The readings this week are all very interesting. The article “How a Prototype Argues” presents an optimistic perspective of utilizing digital humanities; “Literature Is Not Data” (“interesting” in its particular way) and two brilliantly written objections both have very clear and distinct standpoints; the deep learning article pertains my research interest (Yay); the TED talk introduces us to how the Google searches our words in its ginormous data bases of digital texts.
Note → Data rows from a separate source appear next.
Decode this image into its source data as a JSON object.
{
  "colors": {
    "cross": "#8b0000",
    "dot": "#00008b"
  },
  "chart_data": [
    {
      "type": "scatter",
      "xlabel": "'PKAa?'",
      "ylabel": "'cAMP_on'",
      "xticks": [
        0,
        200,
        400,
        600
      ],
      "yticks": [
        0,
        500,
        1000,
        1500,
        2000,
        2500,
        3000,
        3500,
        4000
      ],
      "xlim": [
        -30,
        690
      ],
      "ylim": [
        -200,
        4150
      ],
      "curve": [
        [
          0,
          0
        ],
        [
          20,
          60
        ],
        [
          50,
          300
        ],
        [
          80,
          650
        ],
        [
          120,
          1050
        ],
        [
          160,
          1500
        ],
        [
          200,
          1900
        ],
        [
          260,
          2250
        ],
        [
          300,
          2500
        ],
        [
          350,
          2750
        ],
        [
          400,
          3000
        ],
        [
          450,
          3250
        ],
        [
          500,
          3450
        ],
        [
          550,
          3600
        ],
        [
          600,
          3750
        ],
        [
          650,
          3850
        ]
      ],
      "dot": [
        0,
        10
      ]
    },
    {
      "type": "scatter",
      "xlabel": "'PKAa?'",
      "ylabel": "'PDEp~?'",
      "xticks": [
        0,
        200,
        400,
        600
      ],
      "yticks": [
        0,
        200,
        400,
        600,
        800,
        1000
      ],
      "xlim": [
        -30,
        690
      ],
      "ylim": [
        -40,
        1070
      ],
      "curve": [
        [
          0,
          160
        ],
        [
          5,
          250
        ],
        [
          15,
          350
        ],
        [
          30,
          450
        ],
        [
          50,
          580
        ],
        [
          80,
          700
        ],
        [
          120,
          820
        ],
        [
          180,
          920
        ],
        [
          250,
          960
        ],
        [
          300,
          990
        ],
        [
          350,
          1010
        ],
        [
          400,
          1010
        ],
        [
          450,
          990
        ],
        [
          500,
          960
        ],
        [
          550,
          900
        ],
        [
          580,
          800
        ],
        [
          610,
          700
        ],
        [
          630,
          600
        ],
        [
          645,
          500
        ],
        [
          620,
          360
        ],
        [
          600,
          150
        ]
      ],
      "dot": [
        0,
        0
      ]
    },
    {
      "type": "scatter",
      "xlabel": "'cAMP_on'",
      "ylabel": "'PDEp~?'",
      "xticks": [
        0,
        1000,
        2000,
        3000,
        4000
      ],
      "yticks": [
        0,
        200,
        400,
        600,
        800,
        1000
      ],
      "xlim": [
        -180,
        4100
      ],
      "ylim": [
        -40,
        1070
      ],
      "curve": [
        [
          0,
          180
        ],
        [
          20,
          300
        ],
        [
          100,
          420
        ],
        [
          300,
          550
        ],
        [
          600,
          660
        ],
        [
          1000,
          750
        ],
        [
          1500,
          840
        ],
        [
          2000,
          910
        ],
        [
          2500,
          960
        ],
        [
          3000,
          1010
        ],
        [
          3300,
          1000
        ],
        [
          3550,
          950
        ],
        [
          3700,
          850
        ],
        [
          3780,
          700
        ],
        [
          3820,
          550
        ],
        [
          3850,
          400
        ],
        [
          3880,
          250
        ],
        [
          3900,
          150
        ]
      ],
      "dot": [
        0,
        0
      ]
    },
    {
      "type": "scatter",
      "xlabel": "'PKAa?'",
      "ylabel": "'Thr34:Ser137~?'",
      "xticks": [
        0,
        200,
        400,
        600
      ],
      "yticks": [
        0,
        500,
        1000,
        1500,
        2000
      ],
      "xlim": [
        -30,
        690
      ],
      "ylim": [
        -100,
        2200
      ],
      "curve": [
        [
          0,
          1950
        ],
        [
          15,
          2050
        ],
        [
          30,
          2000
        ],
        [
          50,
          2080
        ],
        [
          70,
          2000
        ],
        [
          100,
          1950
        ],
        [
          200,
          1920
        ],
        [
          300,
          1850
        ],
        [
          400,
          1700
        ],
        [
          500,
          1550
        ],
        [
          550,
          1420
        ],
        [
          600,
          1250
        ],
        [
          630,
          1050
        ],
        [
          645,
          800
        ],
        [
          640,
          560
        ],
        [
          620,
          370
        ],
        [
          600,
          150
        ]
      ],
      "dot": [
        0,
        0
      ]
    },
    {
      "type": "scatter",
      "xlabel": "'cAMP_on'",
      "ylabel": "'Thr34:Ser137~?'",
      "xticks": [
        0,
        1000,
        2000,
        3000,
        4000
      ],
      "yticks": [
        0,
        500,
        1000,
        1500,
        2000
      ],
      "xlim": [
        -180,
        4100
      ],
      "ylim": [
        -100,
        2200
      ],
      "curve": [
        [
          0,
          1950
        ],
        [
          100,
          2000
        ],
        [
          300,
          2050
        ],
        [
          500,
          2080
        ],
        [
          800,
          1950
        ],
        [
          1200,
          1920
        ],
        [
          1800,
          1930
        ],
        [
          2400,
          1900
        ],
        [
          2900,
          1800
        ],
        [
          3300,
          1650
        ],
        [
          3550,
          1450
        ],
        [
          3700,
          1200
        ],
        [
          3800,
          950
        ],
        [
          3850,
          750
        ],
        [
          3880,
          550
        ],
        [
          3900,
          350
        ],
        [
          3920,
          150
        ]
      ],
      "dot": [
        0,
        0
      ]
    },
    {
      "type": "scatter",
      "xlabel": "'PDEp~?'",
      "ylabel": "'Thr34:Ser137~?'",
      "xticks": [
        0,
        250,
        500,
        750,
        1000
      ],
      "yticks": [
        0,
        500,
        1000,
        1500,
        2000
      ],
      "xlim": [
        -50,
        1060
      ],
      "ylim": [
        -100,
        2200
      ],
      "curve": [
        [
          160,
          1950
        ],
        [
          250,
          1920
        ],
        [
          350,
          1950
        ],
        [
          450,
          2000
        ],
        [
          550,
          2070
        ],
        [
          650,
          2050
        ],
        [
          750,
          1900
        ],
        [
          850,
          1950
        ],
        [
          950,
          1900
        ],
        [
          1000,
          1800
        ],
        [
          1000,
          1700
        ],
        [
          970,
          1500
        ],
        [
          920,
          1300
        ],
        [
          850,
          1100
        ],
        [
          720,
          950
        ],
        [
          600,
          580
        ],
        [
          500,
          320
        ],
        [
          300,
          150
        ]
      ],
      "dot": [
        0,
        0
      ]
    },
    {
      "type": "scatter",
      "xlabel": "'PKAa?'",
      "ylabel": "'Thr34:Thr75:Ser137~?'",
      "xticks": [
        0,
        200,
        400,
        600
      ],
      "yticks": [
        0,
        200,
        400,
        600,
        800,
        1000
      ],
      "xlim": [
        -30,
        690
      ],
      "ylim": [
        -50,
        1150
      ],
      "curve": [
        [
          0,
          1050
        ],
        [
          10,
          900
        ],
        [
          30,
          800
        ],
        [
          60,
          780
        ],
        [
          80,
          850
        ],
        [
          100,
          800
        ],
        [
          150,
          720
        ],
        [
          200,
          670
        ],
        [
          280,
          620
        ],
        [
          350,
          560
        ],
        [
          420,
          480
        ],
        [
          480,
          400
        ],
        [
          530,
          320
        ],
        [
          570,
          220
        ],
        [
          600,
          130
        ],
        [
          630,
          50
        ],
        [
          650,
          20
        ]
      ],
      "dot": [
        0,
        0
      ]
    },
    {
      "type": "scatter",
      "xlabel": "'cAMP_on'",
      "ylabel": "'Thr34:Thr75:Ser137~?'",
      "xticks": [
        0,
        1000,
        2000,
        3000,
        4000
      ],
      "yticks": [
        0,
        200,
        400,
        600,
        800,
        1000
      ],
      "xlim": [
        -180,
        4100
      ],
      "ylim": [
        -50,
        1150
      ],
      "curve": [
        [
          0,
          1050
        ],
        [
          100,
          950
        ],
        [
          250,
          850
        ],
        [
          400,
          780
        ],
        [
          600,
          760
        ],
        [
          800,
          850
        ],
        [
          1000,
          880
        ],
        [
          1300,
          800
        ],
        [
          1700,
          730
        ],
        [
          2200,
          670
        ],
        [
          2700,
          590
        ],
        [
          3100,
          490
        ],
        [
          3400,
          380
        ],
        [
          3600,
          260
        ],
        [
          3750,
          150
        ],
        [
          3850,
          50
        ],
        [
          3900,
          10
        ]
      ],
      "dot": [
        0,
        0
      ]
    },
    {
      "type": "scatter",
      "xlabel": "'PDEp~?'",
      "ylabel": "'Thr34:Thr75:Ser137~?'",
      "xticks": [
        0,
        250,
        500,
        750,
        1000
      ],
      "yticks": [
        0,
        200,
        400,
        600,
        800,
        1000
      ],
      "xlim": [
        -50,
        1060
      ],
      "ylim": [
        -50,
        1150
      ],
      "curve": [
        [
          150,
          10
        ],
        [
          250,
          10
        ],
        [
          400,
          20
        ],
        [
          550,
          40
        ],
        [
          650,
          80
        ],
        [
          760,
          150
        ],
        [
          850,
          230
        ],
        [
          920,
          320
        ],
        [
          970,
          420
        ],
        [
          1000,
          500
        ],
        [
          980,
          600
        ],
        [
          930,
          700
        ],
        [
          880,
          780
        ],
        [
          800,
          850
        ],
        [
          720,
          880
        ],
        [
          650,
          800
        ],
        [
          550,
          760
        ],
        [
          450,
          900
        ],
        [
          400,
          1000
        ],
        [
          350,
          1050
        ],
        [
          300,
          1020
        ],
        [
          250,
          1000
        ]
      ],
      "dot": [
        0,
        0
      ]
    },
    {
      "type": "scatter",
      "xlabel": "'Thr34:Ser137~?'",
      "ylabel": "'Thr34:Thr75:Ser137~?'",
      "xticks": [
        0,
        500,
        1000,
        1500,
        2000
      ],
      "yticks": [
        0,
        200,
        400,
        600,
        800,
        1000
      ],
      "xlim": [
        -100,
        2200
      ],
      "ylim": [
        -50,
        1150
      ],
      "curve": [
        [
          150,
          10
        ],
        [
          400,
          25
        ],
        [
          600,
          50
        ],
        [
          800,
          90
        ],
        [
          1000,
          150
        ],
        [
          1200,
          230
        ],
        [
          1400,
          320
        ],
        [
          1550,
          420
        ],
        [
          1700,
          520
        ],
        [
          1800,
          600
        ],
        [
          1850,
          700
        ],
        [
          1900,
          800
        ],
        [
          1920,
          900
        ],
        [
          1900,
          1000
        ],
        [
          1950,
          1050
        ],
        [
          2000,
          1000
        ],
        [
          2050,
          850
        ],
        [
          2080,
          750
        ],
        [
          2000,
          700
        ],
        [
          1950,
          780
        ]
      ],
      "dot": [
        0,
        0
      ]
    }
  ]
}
The particularly interesting article, as mentioned above, Marche’s “Literature is not Data”, as a whole emphasizes the negative sides of exploiting the digital technology. Practices such as distant reading or converting the literature to data, whatever that means, inherently jeopardize our ability to understand literature and distinguish the bad from the good or the worse. This point can be easily dismissed by the lack of evidence and contradicted by the fact that my favorite “Virginia Woolf is no danger on this count” (Selisker). As Syme mentioned, Marche’s negative language also does not offer an objective description of what Google is doing and how people perceive Google Books. Just as a personal experience, none of my professors have stopped me from using online textbooks. In fact, lots of very well written books and manuals have already been put online for free by their authors, such as this and this and countless others. The author of the former also humorously linked to the “dead-tree version” of his book on Amazon. I guess Marche has not realized some erroneous assumptions he has made about the scholars nowadays. Most academic scholars are not like money grabbers like John Green who lives on publishing books; they write books outside of their academic practices, in their leisure hours, so it does not matter to these authors what form their books are published in. Not to mention lots of ebook selling websites use DRM to make sure that the readers have paid for what they read so that no copyright infringement or monetary loss will be caused. While academic journal is another story, well written papers such as “Emergence of Limit-periodic Order in Tiling Models” (by my phy TA) and “Where am I” (by Daniel Dennet) will surely be circulated in its academic pool. The assertion that being published online either undermines the judgment of its potential readership or is to be buried under millions of rubbish is simply not true.
Another personal experience of mine with digitizing the learning experience comes from this website the Mathigon. It’s a website full of AWESOMENESS that made me weep the fact that I had not been born some time later to enjoy leaning math through this interface.
Our future generation is going to be so much smarter.